The Nigeria Data Protection Commission (NDPC) recently issued a Guidance Notice outlining who needs to register as a data controller or processor of major importance. This article will help you understand if your business falls under this category and the steps involved in registering with the NDPC.
What’s the Nigeria Data Protection Act (NDPA)?
Enacted in 2023, the NDPA establishes data protection regulations in Nigeria. It outlines how personal data should be handled, the rights that accrue to individuals regarding the processing of their data, and the responsibilities of organizations that process personal data.
Who Needs to Register?
The NDPC classifies data controllers and processors into three categories based on the volume and sensitivity of data they handle, their role in the economy, and potential risks associated with their data processing activities. Here’s a simplified breakdown:
Major Data Processing (MDP): Organizations handling more than 200 data over a month are considered Data Controllers or Processors of major importance or carry out commercial Information Communication Technology (ICT) services on any digital device that has storage capacity and belongs to another individual. Similarly, an organization or a service provider in any one of the following sectors: i. Financial ii. Communication iii. Health iv. Education v. Insurance vi. Export and Import vii. Aviation viii. Tourism ix. Oil and Gas x. Electric Power which processes personal data is all needed to register as MDP. The NDPC further divides MDP into three subcategories based on factors like data volume, processing methods, and potential risks:
• Major Data Processing-Ultra High Level (MDP-UHL): This category includes entities like commercial banks, telecom companies, and social media platforms. The registration fee is N250,000.
• Major Data Processing-Extra High Level (MDP-EHL): This category includes government agencies, higher education institutions, and hospitals. The registration fee is N100,000.

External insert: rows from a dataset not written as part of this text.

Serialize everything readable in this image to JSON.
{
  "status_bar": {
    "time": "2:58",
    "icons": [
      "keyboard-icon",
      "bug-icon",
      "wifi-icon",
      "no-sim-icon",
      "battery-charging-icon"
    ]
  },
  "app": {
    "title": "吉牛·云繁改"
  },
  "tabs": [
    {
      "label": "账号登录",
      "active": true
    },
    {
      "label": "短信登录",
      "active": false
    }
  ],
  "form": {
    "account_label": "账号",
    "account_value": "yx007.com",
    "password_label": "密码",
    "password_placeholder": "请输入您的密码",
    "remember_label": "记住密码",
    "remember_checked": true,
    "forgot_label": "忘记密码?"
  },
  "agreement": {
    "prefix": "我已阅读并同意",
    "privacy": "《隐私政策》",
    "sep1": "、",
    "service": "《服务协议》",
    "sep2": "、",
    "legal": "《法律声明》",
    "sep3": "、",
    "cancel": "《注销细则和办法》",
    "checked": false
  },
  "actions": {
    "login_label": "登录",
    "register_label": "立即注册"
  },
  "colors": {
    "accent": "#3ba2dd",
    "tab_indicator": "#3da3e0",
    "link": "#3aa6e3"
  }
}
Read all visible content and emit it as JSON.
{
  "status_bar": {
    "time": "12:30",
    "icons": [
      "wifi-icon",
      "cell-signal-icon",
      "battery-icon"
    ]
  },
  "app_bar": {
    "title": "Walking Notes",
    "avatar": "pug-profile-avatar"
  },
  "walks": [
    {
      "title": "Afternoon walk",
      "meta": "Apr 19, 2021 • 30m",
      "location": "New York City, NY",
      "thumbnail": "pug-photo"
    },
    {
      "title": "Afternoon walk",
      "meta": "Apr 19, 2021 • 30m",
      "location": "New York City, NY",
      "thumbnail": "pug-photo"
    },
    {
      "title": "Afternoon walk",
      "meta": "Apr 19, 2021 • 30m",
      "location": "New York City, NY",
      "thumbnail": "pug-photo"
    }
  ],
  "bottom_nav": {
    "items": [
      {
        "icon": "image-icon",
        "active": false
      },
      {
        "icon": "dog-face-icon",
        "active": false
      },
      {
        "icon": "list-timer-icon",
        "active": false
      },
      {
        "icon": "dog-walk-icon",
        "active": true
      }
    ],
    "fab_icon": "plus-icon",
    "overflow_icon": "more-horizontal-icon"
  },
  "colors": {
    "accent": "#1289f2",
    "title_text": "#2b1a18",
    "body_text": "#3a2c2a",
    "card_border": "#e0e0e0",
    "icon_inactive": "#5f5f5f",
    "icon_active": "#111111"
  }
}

• Major Data Processing-Ordinary High Level (MDP-OHL): This category includes small and medium businesses, primary and secondary schools, and agents handling personal data. The registration fee is N10,000.
Why Register?
Registering signifies to your customers, partners, and regulators your commitment to data protection best practices. It shows that you take data privacy seriously and are proactively implementing measures to safeguard personal information. This can enhance trust and brand reputation in an increasingly privacy-conscious world.
Important Deadlines:
Existing data controllers and processors of major importance have a window to register between January 30th and June 30th, 2024. It is important to check the NDPC website or social media platform for any updates on deadlines.
What Happens if You Don’t Register?
The NDPC has the authority to investigate non-compliant organizations. Where the Commission is satisfied that a data controller or data processor has violated or is likely to violate any of the requirements of the Act, the Commission may make an appropriate compliance order against such data controller or data processor.
Similarly, non-compliance with the orders of the Commission made under the Act amounts to an offense punishable with a fine or imprisonment not more than a year upon conviction.
Conclusion:
Understanding your obligations under the NDPA is essential for businesses operating in Nigeria. By reviewing the NDPC’s Guidance Notice and consulting with legal professionals if needed, you can determine your registration status and ensure compliance with data protection regulations. Data protection regulations are constantly evolving. We recommend subscribing to updates from the NDPC to stay informed about any changes. By following these guidelines and staying updated, you can ensure your business operates in compliance with the NDPA and protects the privacy of your customers.